Одноух повесил плащ на крючок у двери и поставил рядом обувь. Пару секунд он внимательно смотрел на Гретель.

– Милсдарыня.

Она молчала.

– Я попросил хозяюшку принести ужин сюда. Ты не против?

Женщина неопределённо шевельнула пальцами. Одноух моргнул, почесал затылок и, подхватив сапоги, ушёл чистить их на задний двор гостиницы.

Примерно через полчаса служанка принесла поднос с обедом – две миски с дымящейся похлёбкой сомнительной рецептуры и пара лохматых кусков хлеба. Девушка поставила всё это на стол и ушла.

Вскоре вернулся Одноух. Он повторил свой вопрос. На этот раз Гретель открыла глаза, села, но не успела ничего сказать – в дверь постучали.

Охотница тут же выхватила клинок из ножен и бесшумно приблизилась к двери. Одноух замер у стола.

– Кто это? – спросила Гретель.

– Это я, госпожа.

– «Я» – понятие растяжимое. Можно поконкретнее?

– Якоб Тир. Принёс вам заслуженную плату.

Гретель открыла. Мужчина вошёл в комнату. Его взгляд упал на обнажённый клинок, и он присвистнул.

– Как я поняла, ваш отец передумал выплачивать мне остаток, – произнесла меж тем Гретель.

Тир-младший молча достал кошель с деньгами и передал подошедшему ближе Одноуху. Глаз гостя скользнул по шраму на том месте, где у мальчика должно было быть левое ухо, и тот, смешавшись, накрыл рубец ладонью.

– Да, отец в гневе, – наконец ответил Якоб, – Поэтому я не счёл нужным напоминать ему о сделке и решил доплатить вам из собственных средств.

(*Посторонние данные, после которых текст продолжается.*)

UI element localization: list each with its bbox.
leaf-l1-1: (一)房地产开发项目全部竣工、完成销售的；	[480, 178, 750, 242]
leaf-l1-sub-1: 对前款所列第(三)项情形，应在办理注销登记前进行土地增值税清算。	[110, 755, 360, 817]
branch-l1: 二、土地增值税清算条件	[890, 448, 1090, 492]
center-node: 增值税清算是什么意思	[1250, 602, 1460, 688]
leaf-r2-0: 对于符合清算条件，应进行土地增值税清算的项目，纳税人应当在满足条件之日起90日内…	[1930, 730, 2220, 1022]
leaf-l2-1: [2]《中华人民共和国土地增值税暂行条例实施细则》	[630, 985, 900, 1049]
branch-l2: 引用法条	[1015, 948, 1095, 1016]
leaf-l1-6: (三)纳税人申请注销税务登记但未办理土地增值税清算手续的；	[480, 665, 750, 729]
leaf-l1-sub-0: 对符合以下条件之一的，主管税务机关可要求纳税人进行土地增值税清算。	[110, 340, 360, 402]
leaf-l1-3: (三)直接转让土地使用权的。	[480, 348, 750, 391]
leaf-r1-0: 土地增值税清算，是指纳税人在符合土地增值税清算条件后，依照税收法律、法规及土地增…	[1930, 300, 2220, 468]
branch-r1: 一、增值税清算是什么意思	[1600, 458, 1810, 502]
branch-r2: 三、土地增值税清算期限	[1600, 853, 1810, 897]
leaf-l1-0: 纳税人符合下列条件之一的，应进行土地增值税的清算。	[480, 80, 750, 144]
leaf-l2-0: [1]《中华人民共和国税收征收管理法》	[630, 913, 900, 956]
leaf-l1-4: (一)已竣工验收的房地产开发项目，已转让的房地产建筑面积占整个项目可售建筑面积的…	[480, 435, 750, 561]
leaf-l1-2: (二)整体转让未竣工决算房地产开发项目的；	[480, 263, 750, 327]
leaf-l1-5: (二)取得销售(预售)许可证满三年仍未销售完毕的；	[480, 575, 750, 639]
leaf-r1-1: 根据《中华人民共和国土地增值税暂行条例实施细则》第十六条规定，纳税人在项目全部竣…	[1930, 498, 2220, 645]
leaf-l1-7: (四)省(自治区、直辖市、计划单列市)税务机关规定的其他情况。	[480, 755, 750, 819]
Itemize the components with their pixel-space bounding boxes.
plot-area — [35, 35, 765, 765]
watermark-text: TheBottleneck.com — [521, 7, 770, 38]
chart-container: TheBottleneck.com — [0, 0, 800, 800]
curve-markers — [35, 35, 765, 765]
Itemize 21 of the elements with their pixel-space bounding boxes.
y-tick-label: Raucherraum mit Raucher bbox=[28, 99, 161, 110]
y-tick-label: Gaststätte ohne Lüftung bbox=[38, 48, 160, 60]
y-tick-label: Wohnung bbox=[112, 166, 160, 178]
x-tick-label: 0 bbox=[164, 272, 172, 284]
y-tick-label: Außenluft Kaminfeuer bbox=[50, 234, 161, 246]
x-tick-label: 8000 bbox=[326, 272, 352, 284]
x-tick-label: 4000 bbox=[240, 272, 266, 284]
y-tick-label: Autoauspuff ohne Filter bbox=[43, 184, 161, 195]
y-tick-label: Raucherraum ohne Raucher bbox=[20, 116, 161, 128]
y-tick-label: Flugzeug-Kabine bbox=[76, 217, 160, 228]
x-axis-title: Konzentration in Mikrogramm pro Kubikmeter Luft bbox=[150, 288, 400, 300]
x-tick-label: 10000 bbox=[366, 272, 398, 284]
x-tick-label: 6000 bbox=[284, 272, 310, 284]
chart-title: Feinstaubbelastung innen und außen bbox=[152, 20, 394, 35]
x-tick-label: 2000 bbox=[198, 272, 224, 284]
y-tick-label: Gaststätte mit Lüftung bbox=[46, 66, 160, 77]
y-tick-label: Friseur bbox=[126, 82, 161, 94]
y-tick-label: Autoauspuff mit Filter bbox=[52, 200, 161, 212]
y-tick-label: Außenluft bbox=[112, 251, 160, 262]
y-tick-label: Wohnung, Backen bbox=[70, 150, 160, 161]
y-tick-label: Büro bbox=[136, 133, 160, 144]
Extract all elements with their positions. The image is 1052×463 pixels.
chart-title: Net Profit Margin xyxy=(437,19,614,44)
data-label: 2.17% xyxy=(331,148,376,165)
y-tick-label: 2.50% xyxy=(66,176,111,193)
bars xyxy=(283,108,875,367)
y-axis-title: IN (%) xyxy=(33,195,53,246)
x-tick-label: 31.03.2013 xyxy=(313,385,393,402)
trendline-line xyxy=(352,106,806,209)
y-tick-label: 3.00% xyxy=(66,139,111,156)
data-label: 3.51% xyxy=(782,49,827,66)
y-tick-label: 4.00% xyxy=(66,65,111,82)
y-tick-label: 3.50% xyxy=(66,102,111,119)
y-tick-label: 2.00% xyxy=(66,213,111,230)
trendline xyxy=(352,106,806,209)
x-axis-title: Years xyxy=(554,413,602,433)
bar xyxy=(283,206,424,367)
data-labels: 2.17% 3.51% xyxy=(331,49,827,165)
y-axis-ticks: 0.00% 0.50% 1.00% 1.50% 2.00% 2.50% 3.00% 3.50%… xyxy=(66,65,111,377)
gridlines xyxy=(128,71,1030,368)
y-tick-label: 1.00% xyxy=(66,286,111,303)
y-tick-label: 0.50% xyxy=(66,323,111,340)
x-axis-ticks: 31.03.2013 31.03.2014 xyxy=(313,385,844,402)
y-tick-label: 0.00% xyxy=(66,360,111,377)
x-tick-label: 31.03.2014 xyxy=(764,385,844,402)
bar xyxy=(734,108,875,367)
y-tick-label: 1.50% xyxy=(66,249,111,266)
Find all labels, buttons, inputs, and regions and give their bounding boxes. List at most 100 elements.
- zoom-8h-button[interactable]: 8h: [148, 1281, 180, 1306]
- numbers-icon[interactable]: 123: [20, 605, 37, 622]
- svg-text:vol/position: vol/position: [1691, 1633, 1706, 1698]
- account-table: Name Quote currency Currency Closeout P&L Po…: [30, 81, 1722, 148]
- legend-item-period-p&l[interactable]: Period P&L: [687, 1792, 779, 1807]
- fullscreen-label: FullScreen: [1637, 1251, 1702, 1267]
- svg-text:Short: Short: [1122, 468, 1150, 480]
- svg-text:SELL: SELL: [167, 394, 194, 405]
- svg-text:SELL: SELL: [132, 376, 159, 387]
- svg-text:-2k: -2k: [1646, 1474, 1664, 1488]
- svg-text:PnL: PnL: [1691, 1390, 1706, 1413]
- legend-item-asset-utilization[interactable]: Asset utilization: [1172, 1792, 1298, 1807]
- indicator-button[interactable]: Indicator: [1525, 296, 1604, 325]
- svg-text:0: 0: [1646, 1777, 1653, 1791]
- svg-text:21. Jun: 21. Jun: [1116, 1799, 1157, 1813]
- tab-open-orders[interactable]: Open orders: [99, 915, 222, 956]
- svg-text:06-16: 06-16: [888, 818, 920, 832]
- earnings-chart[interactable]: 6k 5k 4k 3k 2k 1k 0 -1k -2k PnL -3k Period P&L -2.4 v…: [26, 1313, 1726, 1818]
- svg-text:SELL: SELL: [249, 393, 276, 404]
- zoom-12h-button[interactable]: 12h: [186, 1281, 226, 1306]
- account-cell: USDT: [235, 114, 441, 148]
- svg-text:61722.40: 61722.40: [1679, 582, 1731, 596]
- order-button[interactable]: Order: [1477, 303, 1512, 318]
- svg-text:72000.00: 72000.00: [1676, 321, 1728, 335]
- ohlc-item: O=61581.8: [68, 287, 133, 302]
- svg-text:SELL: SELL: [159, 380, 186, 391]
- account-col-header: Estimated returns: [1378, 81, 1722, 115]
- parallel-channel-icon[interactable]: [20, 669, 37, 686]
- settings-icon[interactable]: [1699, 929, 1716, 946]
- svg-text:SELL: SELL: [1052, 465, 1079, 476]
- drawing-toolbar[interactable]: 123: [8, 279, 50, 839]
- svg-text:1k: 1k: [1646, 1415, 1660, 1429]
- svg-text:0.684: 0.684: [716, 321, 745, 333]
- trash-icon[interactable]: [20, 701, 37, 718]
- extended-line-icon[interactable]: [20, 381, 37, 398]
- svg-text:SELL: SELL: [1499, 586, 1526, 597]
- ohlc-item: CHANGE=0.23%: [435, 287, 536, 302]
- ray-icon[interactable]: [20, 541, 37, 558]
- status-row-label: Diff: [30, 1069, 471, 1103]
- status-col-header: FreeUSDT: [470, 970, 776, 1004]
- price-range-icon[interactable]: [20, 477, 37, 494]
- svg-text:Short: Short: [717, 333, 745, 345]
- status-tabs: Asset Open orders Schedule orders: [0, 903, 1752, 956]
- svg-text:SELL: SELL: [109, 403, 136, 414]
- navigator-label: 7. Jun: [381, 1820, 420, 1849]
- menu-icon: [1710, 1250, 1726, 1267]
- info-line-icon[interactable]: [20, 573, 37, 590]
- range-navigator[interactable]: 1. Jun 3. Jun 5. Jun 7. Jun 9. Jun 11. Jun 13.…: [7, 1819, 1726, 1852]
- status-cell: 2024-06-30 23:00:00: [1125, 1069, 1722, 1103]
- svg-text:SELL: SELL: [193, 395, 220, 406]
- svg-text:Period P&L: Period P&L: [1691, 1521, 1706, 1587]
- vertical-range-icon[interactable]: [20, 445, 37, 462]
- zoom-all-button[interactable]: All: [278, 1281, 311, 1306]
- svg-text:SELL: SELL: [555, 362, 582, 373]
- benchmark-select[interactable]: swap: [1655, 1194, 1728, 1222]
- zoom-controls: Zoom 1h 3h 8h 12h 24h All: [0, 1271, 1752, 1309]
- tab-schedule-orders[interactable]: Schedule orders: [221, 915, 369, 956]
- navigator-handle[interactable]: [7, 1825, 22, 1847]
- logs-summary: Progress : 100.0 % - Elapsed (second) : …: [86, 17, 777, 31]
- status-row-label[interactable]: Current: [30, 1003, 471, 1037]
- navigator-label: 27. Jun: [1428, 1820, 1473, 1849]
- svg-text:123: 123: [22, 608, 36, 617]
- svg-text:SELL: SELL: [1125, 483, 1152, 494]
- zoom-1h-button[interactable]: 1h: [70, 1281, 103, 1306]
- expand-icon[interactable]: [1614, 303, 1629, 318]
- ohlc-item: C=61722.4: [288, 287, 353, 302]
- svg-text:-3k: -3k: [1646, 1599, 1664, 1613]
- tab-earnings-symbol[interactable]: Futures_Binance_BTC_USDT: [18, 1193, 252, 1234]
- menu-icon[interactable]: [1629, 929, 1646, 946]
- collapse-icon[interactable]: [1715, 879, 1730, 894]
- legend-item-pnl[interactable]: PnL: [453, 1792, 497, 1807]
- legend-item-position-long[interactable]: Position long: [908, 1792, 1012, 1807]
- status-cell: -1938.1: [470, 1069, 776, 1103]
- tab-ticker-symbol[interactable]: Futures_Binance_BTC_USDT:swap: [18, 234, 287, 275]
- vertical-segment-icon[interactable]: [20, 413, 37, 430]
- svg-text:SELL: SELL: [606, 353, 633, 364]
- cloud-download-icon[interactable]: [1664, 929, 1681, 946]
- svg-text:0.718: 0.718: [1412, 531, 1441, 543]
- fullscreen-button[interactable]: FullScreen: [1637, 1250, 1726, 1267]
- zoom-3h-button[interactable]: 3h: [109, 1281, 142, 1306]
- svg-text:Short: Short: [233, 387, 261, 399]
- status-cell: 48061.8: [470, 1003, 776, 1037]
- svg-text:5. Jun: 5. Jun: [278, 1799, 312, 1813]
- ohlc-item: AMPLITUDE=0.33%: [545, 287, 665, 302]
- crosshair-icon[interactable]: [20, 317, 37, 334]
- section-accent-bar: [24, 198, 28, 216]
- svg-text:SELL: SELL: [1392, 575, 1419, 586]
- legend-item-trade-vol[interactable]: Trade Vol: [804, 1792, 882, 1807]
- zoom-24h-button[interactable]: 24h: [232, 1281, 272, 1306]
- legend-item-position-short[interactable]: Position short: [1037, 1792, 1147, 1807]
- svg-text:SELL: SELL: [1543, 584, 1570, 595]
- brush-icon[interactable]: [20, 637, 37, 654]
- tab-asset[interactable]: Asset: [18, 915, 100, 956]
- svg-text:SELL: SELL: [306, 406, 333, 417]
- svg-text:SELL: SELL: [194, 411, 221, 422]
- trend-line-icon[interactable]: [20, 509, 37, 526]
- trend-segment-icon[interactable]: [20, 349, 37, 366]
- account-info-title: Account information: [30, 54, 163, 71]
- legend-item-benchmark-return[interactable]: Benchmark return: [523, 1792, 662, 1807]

– Вот как, – сказала Гретель.

– Да. Ситуация, как вы поняли, вышла деликатная.

Охотница усмехнулась.

– Деликатней некуда. Почему мне сразу не сказали, что ваша сестра и есть ведьма?

Одноух, пересчитывавший деньги, удивлённо обернулся, а лицо Якоба перерезала кривая улыбка.

– Давайте выйдем.

Двое вышли в коридор и проследовали в дальний его конец, к узкому заляпанному окну из слюды. Гретель, скрестив руки на груди, приготовилась слушать. Якоб потёр между пальцами кончик своей небольшой бороды.

– Что ж… Если и рассказывать, то всё. Вы правы– моя сестра и ведьма с самого начала были одним человеком. Эмма родилась такой, но долгое время колдовство никак себя не проявляло. Или она ловко его скрывала.

Он помолчал.

– Конечно, я знал. Всегда знал. Но родители… как бы сказать…

– Не замечали?

– Или не хотели замечать, – кивнул Якоб, – Эмма была в их глазах примерной дочерью, настоящим цветком. Когда сила начала брать над ней верх, решили, что она околдована. Так волновались, особенно мать, что я не решился раскрыть правду. Впрочем… Навряд ли бы они поверили.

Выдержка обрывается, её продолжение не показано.